此一役战败并未让司兔气馁,在亲眼看到小相皇以一己之力阻拦几万大军后,她对修相者产生了深厚的兴趣,回到渡微城后,司兔第一时间就从军营卸职,独自前往十二岛仙洲。
一年之后,十二星宫为她破例,司兔成为唯一一个非张榜期间进入星宫的学子。
三年内连续突破到八品境界,司兔成为除不动天以外修炼速度最快的修相者,名震云荒大陆,是当之无愧的天之骄女。
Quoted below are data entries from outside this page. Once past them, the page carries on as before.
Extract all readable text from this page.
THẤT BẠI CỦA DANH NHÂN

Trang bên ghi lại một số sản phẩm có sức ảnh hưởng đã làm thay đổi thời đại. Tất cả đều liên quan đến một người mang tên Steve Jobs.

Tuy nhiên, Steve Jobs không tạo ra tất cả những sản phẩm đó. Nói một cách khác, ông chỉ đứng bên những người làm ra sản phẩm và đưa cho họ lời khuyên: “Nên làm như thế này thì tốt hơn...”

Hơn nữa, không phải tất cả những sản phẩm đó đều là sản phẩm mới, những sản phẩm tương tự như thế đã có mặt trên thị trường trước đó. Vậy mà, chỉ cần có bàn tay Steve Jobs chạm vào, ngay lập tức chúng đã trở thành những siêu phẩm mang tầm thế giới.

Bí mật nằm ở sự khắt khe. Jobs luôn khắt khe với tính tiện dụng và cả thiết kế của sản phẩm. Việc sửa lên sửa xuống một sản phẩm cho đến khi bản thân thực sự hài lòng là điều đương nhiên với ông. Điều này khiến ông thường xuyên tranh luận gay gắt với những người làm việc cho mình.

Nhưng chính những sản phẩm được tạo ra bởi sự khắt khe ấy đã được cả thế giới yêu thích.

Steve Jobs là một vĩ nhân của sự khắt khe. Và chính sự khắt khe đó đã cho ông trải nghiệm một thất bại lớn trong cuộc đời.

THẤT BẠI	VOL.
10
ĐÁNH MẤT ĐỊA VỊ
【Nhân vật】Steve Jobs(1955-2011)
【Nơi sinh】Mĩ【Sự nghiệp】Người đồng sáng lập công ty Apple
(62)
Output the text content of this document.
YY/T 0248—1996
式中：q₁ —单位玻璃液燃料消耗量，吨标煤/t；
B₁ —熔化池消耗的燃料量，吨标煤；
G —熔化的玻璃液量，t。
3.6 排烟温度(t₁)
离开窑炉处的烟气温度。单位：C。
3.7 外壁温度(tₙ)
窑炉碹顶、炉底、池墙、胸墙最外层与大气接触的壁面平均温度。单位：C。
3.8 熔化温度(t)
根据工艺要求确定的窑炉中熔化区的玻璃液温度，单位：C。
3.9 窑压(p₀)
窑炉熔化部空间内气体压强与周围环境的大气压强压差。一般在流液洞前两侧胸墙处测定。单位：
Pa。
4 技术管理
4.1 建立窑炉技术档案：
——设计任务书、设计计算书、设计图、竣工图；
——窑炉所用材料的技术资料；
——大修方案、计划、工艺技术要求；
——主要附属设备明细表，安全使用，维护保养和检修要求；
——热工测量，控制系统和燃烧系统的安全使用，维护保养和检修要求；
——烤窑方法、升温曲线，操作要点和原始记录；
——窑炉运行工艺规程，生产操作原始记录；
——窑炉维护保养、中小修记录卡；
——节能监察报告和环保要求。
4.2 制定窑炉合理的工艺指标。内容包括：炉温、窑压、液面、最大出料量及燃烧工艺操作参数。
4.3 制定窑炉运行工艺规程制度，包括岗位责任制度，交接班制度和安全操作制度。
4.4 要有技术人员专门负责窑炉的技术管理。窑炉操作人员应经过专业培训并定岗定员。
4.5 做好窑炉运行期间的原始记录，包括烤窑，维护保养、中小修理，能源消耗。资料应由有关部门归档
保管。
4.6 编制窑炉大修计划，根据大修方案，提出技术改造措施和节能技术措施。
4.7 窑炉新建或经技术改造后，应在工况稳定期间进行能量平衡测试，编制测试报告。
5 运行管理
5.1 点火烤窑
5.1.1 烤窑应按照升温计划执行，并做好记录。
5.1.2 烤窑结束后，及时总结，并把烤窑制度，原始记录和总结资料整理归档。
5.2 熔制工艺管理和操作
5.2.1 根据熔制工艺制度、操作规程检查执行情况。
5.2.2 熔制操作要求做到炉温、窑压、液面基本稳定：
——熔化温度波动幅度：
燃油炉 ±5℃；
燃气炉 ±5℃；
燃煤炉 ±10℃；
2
之后,司兔前往星启王朝,挑战曾使她退败的小相皇,生死局,司兔斩其于星启帝王面前,放言:“为将亦或者修相,我不输于任何人,无论男女。”
一战声名大噪。
有人赞其狂傲,有人嘲笑她不知天高地厚,叫她有本事就去不动天挑战。
司兔欣然应战,前往不动天挑战,还未近山门百里便被那位一指挑落云巅,自此回到星宫闭关,三年后再上不动天,又被挑落,三年又三年,风雨无阻,直到她成为星宫内十二位宫主之一,也未停止。
终于在十几年前,她登上了不动天,成为第一个和那位交手的修相者。
那位,可是当之无愧的世间最强,九品之上的神明。
书墨出神的时候,卷轴的灵光已经改变了形状,向下汇注的速度也肉眼可见的加快了十几倍,几乎是狂风暴雨般涌入揽星河的身体之中。
揽星河舒展眉头,再次吸收灵光比上一次更加得心应手,他深知能隐隐摸到一点关于灵相的讯息,并不是要觉醒的趋势,只是一种直觉。
他觉得。
这些灵光太过普通太过稀薄,根本不够资格为他开启灵相。
揽星河心里有了数,在卷轴第二次掉到他怀里的时候,他也没有惊讶,反手一扔就背起棺材:“书墨,快走!”
“你觉醒……你又把卷轴吸干了?!”
书墨人都傻了,一次是巧合,两次就不一定了:“揽星河,你到底是什么怪物?!”
“我?当然是未来的天下第一!”揽星河抬了抬下巴,意气风发,“你能抱到我这条大腿,可谓是祖坟冒青烟了,我建议你去上几炷香。”